= My Network Places =

My Network Places (formerly Network Neighborhood) is the network browser feature in Windows Explorer. It was first introduced in Windows 95 and Windows NT 4.0 as Network Neighborhood, and was renamed My Network Places in Windows 2000 and later. It was replaced entirely in Windows Vista with a "Network" node in Explorer.

==Functionality==
My Network Places maintains an automatically updated history of computers which the user has accessed before, by default placed in a folder called NetHood, found in the user's user profile. The feature also allows enumerating all computers on the local network that support the Server Message Block (SMB) protocol and are open to discovery.

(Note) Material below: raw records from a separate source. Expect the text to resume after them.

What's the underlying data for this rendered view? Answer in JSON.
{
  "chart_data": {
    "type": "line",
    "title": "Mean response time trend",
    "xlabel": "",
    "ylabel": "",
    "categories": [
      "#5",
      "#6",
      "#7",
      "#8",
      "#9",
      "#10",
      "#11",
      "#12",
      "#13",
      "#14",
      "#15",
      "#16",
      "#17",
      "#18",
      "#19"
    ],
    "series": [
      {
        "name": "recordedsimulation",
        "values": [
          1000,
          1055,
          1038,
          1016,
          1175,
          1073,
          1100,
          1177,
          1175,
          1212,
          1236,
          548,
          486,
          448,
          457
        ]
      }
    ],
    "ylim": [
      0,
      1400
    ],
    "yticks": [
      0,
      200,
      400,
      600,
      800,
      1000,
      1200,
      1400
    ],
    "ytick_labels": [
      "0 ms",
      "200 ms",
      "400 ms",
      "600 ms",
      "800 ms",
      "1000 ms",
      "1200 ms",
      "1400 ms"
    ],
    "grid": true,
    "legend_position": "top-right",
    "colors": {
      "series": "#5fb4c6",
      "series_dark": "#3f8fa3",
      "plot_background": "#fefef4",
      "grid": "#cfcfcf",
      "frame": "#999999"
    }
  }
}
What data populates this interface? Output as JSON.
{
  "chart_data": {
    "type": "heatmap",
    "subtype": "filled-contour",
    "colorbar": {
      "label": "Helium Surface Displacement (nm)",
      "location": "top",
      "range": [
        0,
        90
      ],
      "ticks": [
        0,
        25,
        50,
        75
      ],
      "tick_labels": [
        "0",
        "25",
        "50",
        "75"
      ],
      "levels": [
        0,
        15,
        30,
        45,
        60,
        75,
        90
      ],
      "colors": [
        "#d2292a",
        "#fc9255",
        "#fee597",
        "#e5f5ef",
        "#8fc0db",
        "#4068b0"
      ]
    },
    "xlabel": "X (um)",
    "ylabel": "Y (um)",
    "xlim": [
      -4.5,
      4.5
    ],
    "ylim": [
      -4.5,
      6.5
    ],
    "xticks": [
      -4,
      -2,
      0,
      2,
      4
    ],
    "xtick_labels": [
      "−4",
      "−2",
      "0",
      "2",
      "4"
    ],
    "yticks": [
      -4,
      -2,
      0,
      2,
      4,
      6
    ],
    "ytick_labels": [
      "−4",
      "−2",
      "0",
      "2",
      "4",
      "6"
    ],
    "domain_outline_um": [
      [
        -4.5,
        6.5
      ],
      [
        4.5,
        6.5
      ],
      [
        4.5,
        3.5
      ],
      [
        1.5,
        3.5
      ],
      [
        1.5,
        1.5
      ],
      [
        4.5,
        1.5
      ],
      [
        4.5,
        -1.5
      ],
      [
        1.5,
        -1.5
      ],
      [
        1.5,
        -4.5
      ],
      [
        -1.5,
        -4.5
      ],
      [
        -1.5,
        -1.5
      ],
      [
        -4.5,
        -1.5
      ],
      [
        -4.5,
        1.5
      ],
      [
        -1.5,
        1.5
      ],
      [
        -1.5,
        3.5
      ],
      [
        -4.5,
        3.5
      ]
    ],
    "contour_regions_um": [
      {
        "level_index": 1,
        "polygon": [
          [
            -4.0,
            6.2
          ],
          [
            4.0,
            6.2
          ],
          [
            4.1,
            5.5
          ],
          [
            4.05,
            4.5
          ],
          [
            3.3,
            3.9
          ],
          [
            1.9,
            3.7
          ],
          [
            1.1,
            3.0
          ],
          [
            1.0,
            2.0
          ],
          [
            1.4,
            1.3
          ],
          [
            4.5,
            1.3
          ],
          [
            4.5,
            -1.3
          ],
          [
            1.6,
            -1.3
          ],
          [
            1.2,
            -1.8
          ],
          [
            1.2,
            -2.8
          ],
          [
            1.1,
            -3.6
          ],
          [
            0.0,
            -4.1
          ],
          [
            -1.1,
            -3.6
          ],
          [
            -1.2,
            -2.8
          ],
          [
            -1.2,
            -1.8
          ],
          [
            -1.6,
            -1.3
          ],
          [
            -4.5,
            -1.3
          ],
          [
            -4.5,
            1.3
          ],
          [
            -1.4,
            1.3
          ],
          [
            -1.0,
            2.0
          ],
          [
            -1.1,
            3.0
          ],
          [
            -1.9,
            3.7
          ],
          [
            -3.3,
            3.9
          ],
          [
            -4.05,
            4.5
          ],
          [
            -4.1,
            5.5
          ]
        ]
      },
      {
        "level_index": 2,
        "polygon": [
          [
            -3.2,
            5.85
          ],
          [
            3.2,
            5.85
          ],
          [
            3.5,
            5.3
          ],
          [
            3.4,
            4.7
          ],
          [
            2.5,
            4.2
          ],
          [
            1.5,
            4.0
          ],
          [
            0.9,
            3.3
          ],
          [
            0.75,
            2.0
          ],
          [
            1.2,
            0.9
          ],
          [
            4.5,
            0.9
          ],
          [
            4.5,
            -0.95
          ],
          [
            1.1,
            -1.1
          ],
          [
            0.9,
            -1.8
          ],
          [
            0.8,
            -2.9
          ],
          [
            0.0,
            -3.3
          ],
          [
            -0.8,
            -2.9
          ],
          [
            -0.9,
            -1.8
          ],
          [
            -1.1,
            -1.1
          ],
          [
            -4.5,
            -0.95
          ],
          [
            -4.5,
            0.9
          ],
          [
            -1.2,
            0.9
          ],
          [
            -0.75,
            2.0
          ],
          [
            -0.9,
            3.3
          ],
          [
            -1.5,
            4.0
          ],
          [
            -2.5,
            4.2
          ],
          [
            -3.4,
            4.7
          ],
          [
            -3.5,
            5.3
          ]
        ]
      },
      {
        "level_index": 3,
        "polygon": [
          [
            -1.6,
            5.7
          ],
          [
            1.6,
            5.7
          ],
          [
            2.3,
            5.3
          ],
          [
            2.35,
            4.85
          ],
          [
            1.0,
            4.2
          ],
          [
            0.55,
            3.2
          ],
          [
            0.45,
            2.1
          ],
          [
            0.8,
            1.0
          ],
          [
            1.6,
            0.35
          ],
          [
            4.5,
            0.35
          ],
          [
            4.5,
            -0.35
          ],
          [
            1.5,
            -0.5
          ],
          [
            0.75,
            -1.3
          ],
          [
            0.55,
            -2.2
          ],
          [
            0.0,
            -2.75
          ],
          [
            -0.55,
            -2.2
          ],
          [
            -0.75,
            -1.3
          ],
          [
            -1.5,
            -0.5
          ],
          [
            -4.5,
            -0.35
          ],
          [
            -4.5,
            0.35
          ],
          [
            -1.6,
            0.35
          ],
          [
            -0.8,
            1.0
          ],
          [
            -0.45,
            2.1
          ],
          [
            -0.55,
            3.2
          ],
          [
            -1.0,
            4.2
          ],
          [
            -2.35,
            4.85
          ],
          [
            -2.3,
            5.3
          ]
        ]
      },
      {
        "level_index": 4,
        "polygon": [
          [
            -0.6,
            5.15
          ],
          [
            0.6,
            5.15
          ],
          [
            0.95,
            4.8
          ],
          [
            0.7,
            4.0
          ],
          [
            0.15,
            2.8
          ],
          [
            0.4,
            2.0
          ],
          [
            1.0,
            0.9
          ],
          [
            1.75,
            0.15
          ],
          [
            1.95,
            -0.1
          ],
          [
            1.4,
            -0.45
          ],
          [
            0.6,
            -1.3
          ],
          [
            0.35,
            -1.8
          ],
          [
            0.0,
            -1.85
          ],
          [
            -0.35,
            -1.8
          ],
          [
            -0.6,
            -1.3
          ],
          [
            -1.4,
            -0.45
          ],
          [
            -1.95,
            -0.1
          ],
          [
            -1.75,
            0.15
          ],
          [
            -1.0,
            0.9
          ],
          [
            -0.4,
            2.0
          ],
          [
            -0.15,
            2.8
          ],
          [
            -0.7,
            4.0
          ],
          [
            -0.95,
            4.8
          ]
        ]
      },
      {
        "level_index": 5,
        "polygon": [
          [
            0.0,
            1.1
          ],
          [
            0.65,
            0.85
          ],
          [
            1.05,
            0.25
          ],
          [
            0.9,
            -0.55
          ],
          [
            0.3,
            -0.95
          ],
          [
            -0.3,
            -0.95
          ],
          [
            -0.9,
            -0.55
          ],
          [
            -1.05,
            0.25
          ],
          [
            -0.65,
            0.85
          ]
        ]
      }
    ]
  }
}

The default location can be changed by modifying the pair of NetHood registry entries found under the registry keys HKEY_CURRENT_USER\Software\Microsoft\Windows\CurrentVersion\Explorer\Shell Folders and HKEY_CURRENT_USER\Software\Microsoft\Windows\CurrentVersion\Explorer\User Shell Folders.

In a workgroup of up to 32 computers running Windows NT 4.0, Windows 2000, or Windows XP (or up to 16 computers running Windows 95, Windows 98, or Windows Me), the list of network destinations in My Network Places is generated by one of the computers on the network, which has been designated the master browser (sometimes called browser master). The master browser is elected by several criteria, including the version of Windows installed on the computer, how long the computer has been available on the network, and the hostname of the computer, among others. Sometimes when similar systems are connected to a network, there might be a conflict between master browser with unexpected consequences, such as the disappearance of the list altogether or some system becoming unreachable. A system can be forced to decline master browser status by disabling the Browser service and rebooting. In a workgroup of between 33 and 64 computers running NT 4.0, 2000, or XP (or between 17 and 32 computers running 95, 98, or Me), the master browser assigns two computers as backup master browsers. For each additional respective group of 32 or 16 computers, an additional backup master browser is assigned.

Starting with Windows Vista, My Network Places is removed in favor of an integrated "Network" node in Windows Explorer. This node can only enumerate network computers but can do so via WS-Discovery and UPnP protocols, in addition to SMB.

==Security flaw==
In Windows XP, navigating to My Network Places can unknowingly transmit the user's local login password to other computers on the workgroup. This occurs as the Windows XP computer automatically attempts to discover and compile the list of all the shared resources available on the network. If the password for a specific resource has not been previously saved, the operating system defaults to using the current user's local login password to attempt authentication. A serious security flaw arises when an NT 4.0 computer is present on the same workgroup. In this instance, Windows XP transmits the password to the NT 4.0 computer using the outdated LAN Manager (LN) authentication protocol. As LM authentication lacks the cryptographic strength of newer Windows NT authentication methods, it is susceptible to credential theft by attackers eavesdropping on network traffic.